Das Werk von Balthasars ist in wesentlichen Teilen im eigenen (Johannes)Verlag erschienen -neben Übersetzungen, Mystiker-Editionen, Dichtungen und kleineren Reihen mit gelegentlich auch polemischen Schriften. Die Verlagslinie - Aufarbeitung der Tradition und Argumentation des Glaubens in einer neuen Zeit - war von Anfang an klar und wurde als revolutionäres aggiornamento empfunden, zwang sie doch den Katholizismus, allzu gewohnte, formalinstitutionelle Glaubensbegründung aufzugeben und den Inhalt des Evangeliums und der gesamten kirchlichen Überlieferung neu zu fassen, neu auf den Punkt zu bringen.

Mit dem „Paradigmenwechsel“ der universitären Theologie - betreffend ihre kirchliche Verbindlichkeit - wurde der Schweizer ohne Lehrstuhl mehr ins konservative Eck gestellt. In Wirklichkeit ist er wohl nur sich und seiner Berufung treu geblieben. Während des Konzils hat er den katholischen (und jeden) Integralismus vom Schlag des „Opus Dei“ mit dem geflügelten Wort abgewehrt, Jesus sei nicht als Tiger gekommen, sondern als Lamm; die letzte Veröffentlichung zu Lebzeiten, ein Artikel in der pastoraltheologischen Zeitschrift „Diakonia“, gilt demselben Thema und ist nicht weniger eindeutig (FURCHE 27/1988). (Und unter den kirchlichen Verhältnissen von

1988 erforderte es gewiß nicht weniger Mut, seine Meinung zu Absichten und Methoden zu äußern, die wie eine Neuauflage der Irrtümer anmuten, für die der Jesuitenorden so schwer gebüßt hat.)

Von Balthasar war übrigens selbst eine Zeitlang Jesuit; 1950 ist er dem Orden, man möchte sagen, entwachsen, in dem Henri de Lubac sein wichtigster Gefährte war.
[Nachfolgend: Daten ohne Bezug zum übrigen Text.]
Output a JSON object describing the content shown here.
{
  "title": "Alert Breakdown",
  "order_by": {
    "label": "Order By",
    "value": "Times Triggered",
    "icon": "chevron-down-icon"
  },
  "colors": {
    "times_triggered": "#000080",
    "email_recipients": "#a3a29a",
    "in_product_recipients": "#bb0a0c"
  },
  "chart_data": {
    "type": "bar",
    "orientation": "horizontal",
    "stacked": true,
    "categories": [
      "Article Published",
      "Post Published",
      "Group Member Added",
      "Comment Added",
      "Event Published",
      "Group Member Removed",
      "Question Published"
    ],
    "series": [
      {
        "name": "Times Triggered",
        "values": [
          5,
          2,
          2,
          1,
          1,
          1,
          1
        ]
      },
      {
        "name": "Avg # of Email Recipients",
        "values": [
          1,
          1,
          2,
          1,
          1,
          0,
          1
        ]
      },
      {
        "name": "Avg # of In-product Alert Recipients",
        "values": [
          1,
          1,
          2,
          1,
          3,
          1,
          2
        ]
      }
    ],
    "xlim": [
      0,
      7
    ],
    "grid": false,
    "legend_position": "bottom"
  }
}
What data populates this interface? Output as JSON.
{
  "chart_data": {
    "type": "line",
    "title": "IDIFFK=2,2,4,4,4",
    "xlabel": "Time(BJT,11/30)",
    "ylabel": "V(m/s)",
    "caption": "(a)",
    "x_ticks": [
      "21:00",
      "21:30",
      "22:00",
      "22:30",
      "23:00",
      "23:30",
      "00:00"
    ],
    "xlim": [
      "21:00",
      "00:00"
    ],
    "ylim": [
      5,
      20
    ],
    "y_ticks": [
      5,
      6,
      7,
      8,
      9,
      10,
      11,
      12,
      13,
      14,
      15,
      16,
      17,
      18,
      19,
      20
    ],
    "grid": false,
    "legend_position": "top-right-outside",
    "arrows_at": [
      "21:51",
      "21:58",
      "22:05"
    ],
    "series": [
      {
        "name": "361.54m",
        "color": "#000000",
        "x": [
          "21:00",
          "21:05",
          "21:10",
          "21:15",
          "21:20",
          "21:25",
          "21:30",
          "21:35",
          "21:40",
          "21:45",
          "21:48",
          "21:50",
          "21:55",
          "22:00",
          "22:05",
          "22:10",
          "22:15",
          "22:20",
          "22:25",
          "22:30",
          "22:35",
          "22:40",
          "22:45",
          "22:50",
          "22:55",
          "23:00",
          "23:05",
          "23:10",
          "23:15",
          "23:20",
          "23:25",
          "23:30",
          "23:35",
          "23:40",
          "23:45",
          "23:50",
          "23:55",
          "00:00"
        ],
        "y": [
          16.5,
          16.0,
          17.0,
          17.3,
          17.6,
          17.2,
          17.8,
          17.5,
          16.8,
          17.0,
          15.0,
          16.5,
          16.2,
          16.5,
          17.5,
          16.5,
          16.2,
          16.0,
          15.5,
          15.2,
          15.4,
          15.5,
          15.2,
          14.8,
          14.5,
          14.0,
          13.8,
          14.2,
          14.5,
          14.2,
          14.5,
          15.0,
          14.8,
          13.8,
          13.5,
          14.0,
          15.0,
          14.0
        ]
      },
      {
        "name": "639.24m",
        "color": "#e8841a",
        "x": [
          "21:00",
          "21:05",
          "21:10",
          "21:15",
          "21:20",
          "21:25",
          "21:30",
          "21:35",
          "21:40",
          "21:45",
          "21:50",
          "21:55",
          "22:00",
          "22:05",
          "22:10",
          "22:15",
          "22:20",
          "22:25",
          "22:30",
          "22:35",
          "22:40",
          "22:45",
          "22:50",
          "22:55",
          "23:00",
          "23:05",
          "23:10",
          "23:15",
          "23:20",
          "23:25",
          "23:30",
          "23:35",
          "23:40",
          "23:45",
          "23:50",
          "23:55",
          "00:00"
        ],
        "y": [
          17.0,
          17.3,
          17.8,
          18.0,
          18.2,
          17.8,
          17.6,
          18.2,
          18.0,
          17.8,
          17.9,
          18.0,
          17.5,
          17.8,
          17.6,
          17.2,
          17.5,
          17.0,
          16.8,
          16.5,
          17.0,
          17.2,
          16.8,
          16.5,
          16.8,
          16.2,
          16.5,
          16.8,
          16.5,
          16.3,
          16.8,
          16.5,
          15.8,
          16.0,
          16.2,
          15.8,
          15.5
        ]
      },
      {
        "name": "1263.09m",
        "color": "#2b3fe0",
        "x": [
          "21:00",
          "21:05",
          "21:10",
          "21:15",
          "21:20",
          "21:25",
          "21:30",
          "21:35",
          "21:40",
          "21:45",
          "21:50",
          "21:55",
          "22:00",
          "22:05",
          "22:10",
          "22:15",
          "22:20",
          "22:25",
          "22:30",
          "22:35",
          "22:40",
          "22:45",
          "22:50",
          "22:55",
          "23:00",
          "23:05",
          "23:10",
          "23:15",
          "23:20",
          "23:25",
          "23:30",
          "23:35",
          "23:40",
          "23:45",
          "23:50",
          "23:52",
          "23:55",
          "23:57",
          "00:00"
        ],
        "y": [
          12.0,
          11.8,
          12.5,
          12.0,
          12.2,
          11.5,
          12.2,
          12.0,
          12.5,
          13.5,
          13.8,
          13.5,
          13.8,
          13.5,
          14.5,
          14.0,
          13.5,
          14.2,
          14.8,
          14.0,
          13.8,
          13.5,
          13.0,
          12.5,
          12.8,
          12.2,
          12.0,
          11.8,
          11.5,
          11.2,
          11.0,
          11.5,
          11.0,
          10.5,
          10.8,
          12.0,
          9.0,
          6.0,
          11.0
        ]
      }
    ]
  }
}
Die Zeichen der Zeit stehen auf „Säkularinstitut“, auf dem Volk Gottes, bestehend aus Personen, die Christus ergriffen und aller Macht- und Einfluß-Krücken entledigt hat.

Um eine Idee von der Art und Anlage der Theologie Hans Urs von Balthasars zu geben, muß man sich zuerst vor Augen halten, daß in unseren westlichen Kirchen den Theologen jahrhundertelang der Logiker und Systematiker als Vorbild galt. Der Autor von Titeln wie „Theodramatik“ hat den Spieß umgedreht. Er läßt Dichtungen als theologische Argumente gelten, er beansprucht Inspiration nicht nur in der Theorie - bei aller soliden Fundamentierung durch Sekundärliteratur.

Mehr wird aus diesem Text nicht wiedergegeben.